Sasini loss triples to Sh113m on stronger shilling in first half

Sasini products. The Nairobi Securities Exchange-listed firm earns revenues primarily in US dollars, the euro and British pound.

Photo credit: Pool

Agricultural firm Sasini tripled its net loss to Sh113 million in the six months to March on diminished finance income brought by a stronger shilling.

The company had recorded a net loss of Sh37.6 million a year earlier.

“In view of the results, the directors do not recommend the payment of a dividend,” Sasini said in a statement.

Sasini’s finance income dropped to Sh48.5 million from Sh203.5 million, leading to the larger loss.

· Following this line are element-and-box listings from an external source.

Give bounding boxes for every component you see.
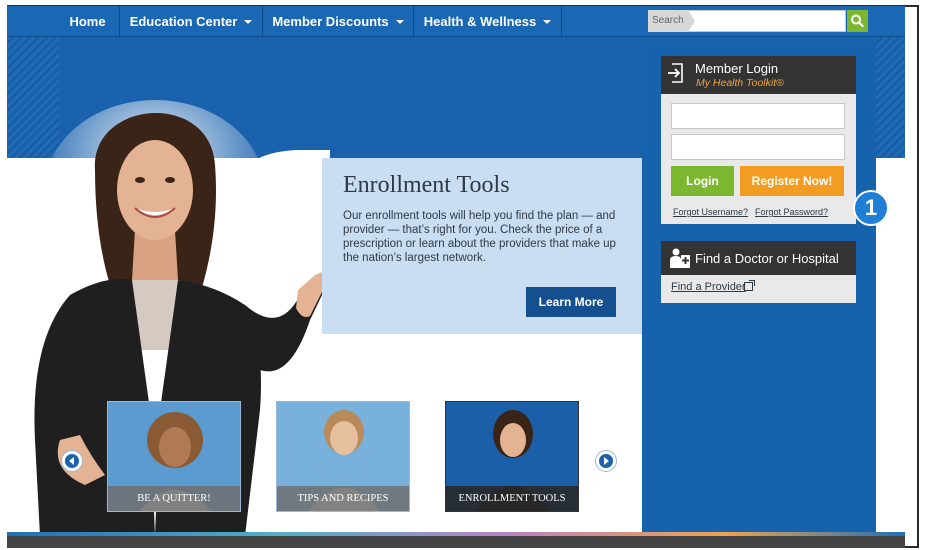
member-login-subtitle: My Health Toolkit® [696, 77, 784, 89]
carousel-prev-button[interactable] [61, 450, 83, 472]
thumb-label: ENROLLMENT TOOLS [446, 486, 578, 511]
main-nav: Home Education Center Member Discounts H… [7, 6, 905, 37]
chevron-left-icon [69, 457, 74, 465]
password-field[interactable] [671, 134, 845, 160]
thumb-be-a-quitter[interactable]: BE A QUITTER! [107, 401, 241, 512]
nav-home-label: Home [69, 14, 106, 29]
register-button[interactable]: Register Now! [740, 166, 844, 196]
caret-down-icon [244, 20, 253, 24]
step-badge: 1 [853, 190, 889, 226]
magnifier-icon [851, 14, 864, 28]
footer-band [7, 536, 905, 548]
nav-education-center[interactable]: Education Center [120, 6, 263, 37]
nav-health-wellness[interactable]: Health & Wellness [414, 6, 562, 37]
search-box: Search [648, 10, 868, 32]
carousel-next-button[interactable] [595, 450, 617, 472]
nav-education-center-label: Education Center [129, 14, 238, 29]
nav-health-wellness-label: Health & Wellness [423, 14, 537, 29]
carousel-prev-inner [65, 454, 79, 468]
doctor-icon [670, 248, 690, 268]
search-tag: Search [648, 10, 695, 32]
thumb-enrollment-tools[interactable]: ENROLLMENT TOOLS [445, 401, 579, 512]
login-button[interactable]: Login [671, 166, 734, 196]
login-icon [668, 63, 683, 83]
thumb-tips-and-recipes[interactable]: TIPS AND RECIPES [276, 401, 410, 512]
thumb-label: BE A QUITTER! [108, 486, 240, 511]
username-field[interactable] [671, 103, 845, 129]
nav-member-discounts[interactable]: Member Discounts [263, 6, 414, 37]
enrollment-panel-notch [322, 158, 338, 192]
external-link-icon [744, 280, 755, 291]
forgot-password-link[interactable]: Forgot Password? [755, 207, 828, 217]
caret-down-icon [543, 20, 552, 24]
chevron-right-icon [604, 457, 609, 465]
caret-down-icon [395, 20, 404, 24]
member-login-title: Member Login [695, 61, 779, 76]
hero-stripe-right [876, 37, 905, 158]
learn-more-button[interactable]: Learn More [526, 287, 616, 317]
nav-home[interactable]: Home [56, 6, 120, 37]
carousel-next-inner [599, 454, 613, 468]
find-provider-link[interactable]: Find a Provider [671, 281, 746, 293]
find-doctor-title: Find a Doctor or Hospital [695, 251, 839, 266]
enrollment-description: Our enrollment tools will help you find … [343, 210, 616, 264]
forgot-username-link[interactable]: Forgot Username? [673, 207, 748, 217]
search-button[interactable] [847, 10, 868, 32]
enrollment-title: Enrollment Tools [343, 172, 510, 198]
thumb-label: TIPS AND RECIPES [277, 486, 409, 511]
nav-member-discounts-label: Member Discounts [272, 14, 389, 29]
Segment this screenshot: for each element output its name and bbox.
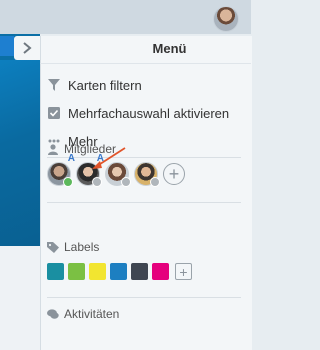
offline-status-badge [121,177,131,187]
tag-icon [47,241,59,253]
multiselect-menu-item[interactable]: Mehrfachauswahl aktivieren [47,103,229,123]
checkbox-icon [47,106,61,120]
filter-cards-menu-item[interactable]: Karten filtern [47,75,142,95]
labels-divider [47,297,241,298]
label-swatch[interactable] [131,263,148,280]
label-swatch[interactable] [152,263,169,280]
annotation-arrow [92,147,126,169]
filter-icon [47,78,61,92]
activities-title: Aktivitäten [64,307,120,321]
board-list-strip [0,36,14,56]
board-list-area-shade [0,60,40,260]
offline-status-badge [92,177,102,187]
label-swatch[interactable] [110,263,127,280]
admin-marker: A [67,153,75,164]
members-divider [47,202,241,203]
person-icon [47,143,59,155]
label-swatch[interactable] [47,263,64,280]
board-card [0,246,40,350]
online-status-badge [63,177,73,187]
menu-divider [47,157,241,158]
add-label-button[interactable]: + [175,263,192,280]
labels-title: Labels [64,240,100,254]
menu-title: Menü [152,41,187,56]
user-avatar[interactable] [213,6,239,32]
multiselect-label: Mehrfachauswahl aktivieren [68,105,230,121]
offline-status-badge [150,177,160,187]
menu-title-divider [40,63,251,64]
member-avatar[interactable] [134,162,160,187]
activities-heading[interactable]: Aktivitäten [47,307,119,321]
comments-icon [47,308,59,320]
label-swatch[interactable] [89,263,106,280]
filter-cards-label: Karten filtern [68,77,142,93]
label-swatch[interactable] [68,263,85,280]
labels-heading: Labels [47,240,99,254]
member-avatar[interactable]: A [47,153,75,187]
chevron-right-icon [23,42,32,54]
add-member-button[interactable]: + [163,163,185,185]
labels-color-list: + [47,263,192,280]
collapse-sidebar-button[interactable] [14,36,40,60]
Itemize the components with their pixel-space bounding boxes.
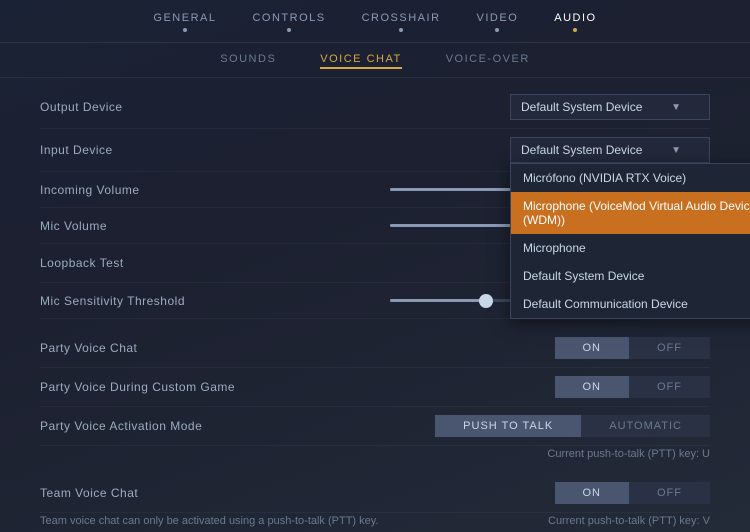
party-voice-chat-label: Party Voice Chat <box>40 341 137 355</box>
party-voice-off-btn[interactable]: Off <box>629 337 710 359</box>
output-device-value: Default System Device <box>521 100 642 114</box>
party-voice-custom-row: Party Voice During Custom Game On Off <box>40 368 710 407</box>
party-voice-activation-label: Party Voice Activation Mode <box>40 419 202 433</box>
dropdown-option-default-system[interactable]: Default System Device <box>511 262 750 290</box>
subnav-voice-over[interactable]: VOICE-OVER <box>446 53 530 69</box>
input-device-right: Default System Device ▼ Micrófono (NVIDI… <box>510 137 710 163</box>
party-voice-custom-label: Party Voice During Custom Game <box>40 380 235 394</box>
party-voice-custom-toggle: On Off <box>555 376 711 398</box>
dropdown-option-microphone[interactable]: Microphone <box>511 234 750 262</box>
subnav-sounds[interactable]: SOUNDS <box>220 53 276 69</box>
input-device-row: Input Device Default System Device ▼ Mic… <box>40 129 710 172</box>
party-ptt-note: Current push-to-talk (PTT) key: U <box>547 448 710 460</box>
input-device-dropdown-overlay: Micrófono (NVIDIA RTX Voice) Microphone … <box>510 163 750 319</box>
settings-area: Output Device Default System Device ▼ In… <box>0 78 750 531</box>
mic-sensitivity-thumb[interactable] <box>479 294 493 308</box>
party-voice-custom-on-btn[interactable]: On <box>555 376 630 398</box>
mic-sensitivity-fill <box>390 299 486 302</box>
loopback-test-label: Loopback Test <box>40 256 124 270</box>
output-device-arrow: ▼ <box>671 102 681 113</box>
party-voice-chat-row: Party Voice Chat On Off <box>40 329 710 368</box>
mic-sensitivity-label: Mic Sensitivity Threshold <box>40 294 185 308</box>
dropdown-option-nvidia[interactable]: Micrófono (NVIDIA RTX Voice) <box>511 164 750 192</box>
party-voice-custom-off-btn[interactable]: Off <box>629 376 710 398</box>
incoming-volume-label: Incoming Volume <box>40 183 140 197</box>
party-voice-activation-right: Push to Talk Automatic <box>435 415 710 437</box>
team-voice-on-btn[interactable]: On <box>555 482 630 504</box>
output-device-dropdown[interactable]: Default System Device ▼ <box>510 94 710 120</box>
input-device-dropdown[interactable]: Default System Device ▼ <box>510 137 710 163</box>
team-voice-note: Team voice chat can only be activated us… <box>40 515 379 527</box>
party-voice-chat-toggle: On Off <box>555 337 711 359</box>
sub-nav: SOUNDS VOICE CHAT VOICE-OVER <box>0 43 750 78</box>
party-voice-chat-right: On Off <box>555 337 711 359</box>
subnav-voice-chat[interactable]: VOICE CHAT <box>320 53 401 69</box>
party-voice-push-btn[interactable]: Push to Talk <box>435 415 581 437</box>
output-device-right: Default System Device ▼ <box>510 94 710 120</box>
team-voice-chat-row: Team Voice Chat On Off <box>40 474 710 513</box>
team-voice-off-btn[interactable]: Off <box>629 482 710 504</box>
top-nav: GENERAL CONTROLS CROSSHAIR VIDEO AUDIO <box>0 0 750 43</box>
party-voice-activation-toggle: Push to Talk Automatic <box>435 415 710 437</box>
party-voice-custom-right: On Off <box>555 376 711 398</box>
team-voice-chat-toggle: On Off <box>555 482 711 504</box>
party-voice-activation-row: Party Voice Activation Mode Push to Talk… <box>40 407 710 446</box>
team-voice-chat-right: On Off <box>555 482 711 504</box>
nav-controls[interactable]: CONTROLS <box>252 12 325 38</box>
mic-volume-label: Mic Volume <box>40 219 107 233</box>
input-device-arrow: ▼ <box>671 145 681 156</box>
nav-audio[interactable]: AUDIO <box>554 12 596 38</box>
party-voice-on-btn[interactable]: On <box>555 337 630 359</box>
nav-video[interactable]: VIDEO <box>477 12 519 38</box>
party-voice-auto-btn[interactable]: Automatic <box>581 415 710 437</box>
dropdown-option-voicemod[interactable]: Microphone (VoiceMod Virtual Audio Devic… <box>511 192 750 234</box>
input-device-value: Default System Device <box>521 143 642 157</box>
output-device-row: Output Device Default System Device ▼ <box>40 86 710 129</box>
input-device-label: Input Device <box>40 143 113 157</box>
nav-crosshair[interactable]: CROSSHAIR <box>362 12 441 38</box>
team-ptt-note: Current push-to-talk (PTT) key: V <box>548 515 710 527</box>
dropdown-option-default-comm[interactable]: Default Communication Device <box>511 290 750 318</box>
team-voice-chat-label: Team Voice Chat <box>40 486 138 500</box>
nav-general[interactable]: GENERAL <box>153 12 216 38</box>
output-device-label: Output Device <box>40 100 123 114</box>
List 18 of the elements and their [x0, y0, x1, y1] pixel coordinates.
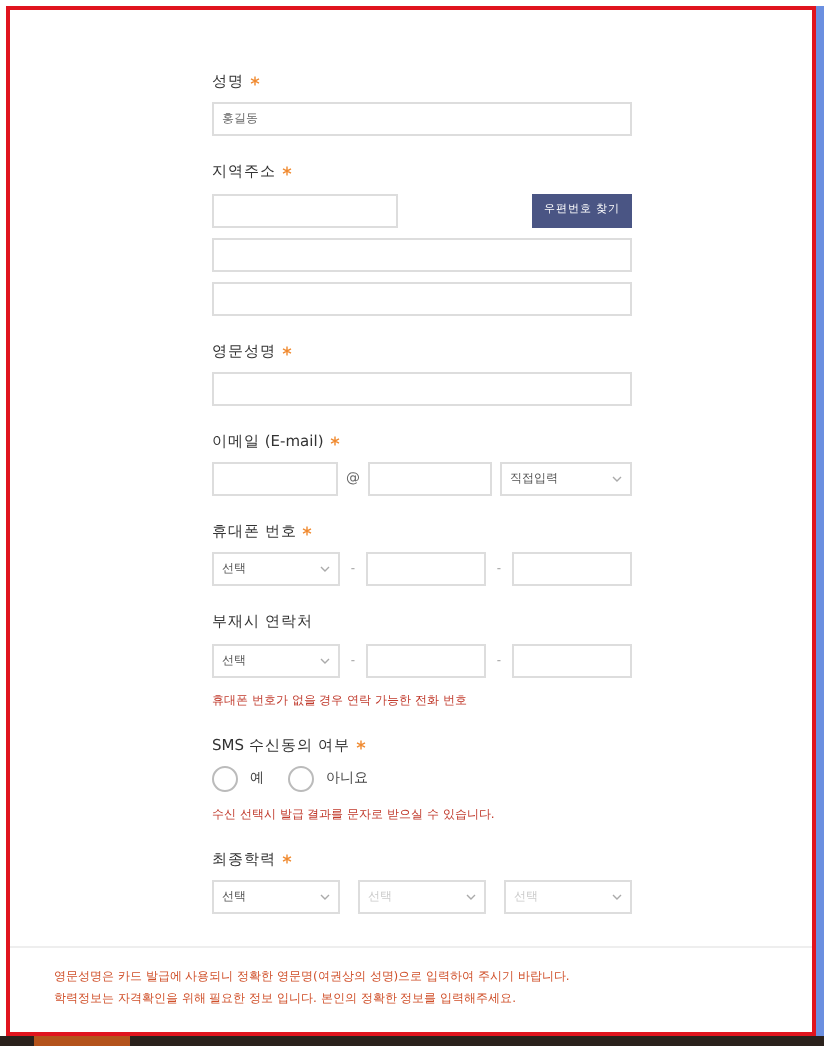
input-field[interactable]	[212, 281, 632, 315]
caret-icon	[320, 657, 330, 663]
caret-icon	[612, 476, 622, 482]
caret-icon	[612, 894, 622, 900]
caret-icon	[320, 566, 330, 573]
caret-icon	[320, 894, 330, 900]
input-field[interactable]	[212, 193, 398, 227]
input-field[interactable]	[212, 462, 338, 496]
input-field[interactable]	[212, 371, 632, 406]
input-field[interactable]	[365, 643, 486, 677]
input-field[interactable]	[511, 643, 632, 677]
radio-button[interactable]	[288, 765, 314, 792]
input-field[interactable]	[212, 237, 632, 271]
input-field[interactable]	[365, 552, 486, 587]
radio-button[interactable]	[212, 765, 238, 792]
input-field[interactable]	[368, 462, 492, 496]
input-field[interactable]	[511, 552, 632, 587]
caret-icon	[466, 894, 476, 900]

The Nairobi Securities Exchange-listed firm earns revenues primarily in US dollars, the euro and British pound.

This means that a stronger shilling reduces the value of its sales and foreign currency holdings, a movement that is shown as a finance income or loss. The shilling traded at Sh131.13 against the dollar at the end of March 2024 and closed at Sh128.37 at the end of March.

The company is among the agricultural firms, which benefited when the shilling weakened substantially in 2023 but are now facing the opposite impact. Sasini’s sales declined marginally to Sh2.96 billion in the review period from Sh2.99 billion the year before but higher costs resulted in a bigger fall in the gross profit to Sh570.2 million from Sh626.7 million.

“The continued geopolitical tensions and continued closure of the Suez Canal have significantly disrupted the smooth flow of goods to the target markets while shipping charges have increased considerably, impacting on the cost of doing business,” said the company.

Sasini made significant reduction in administration and distribution expenses, mitigating the impact of lower sales and a decline in valuation of its plantations.

The company’s liquidity position was bolstered by borrowings of Sh2.8 billion received during the six-month period. Sasini is optimistic of improved performance in the second half of the year, citing higher prices and shipment of greater quantities of its products.

“A recovery in tea prices, a resumption in avocado and macadamia nuts shipments, and an increase in coffee trading volumes will strengthen performance in the second half,” said Sasini.

The macadamia nuts and avocado fruits seasons kicked off in March, and are expected to contribute to profitability in the second half of the year.

The company disclosed that coffee estate was the only profitable division riding on higher prices that the commodity is fetching in the international market.

Coffee prices hit a historic high of Sh859.40 in December which was nearly a 40 per cent surge driven by low production in other coffee markets.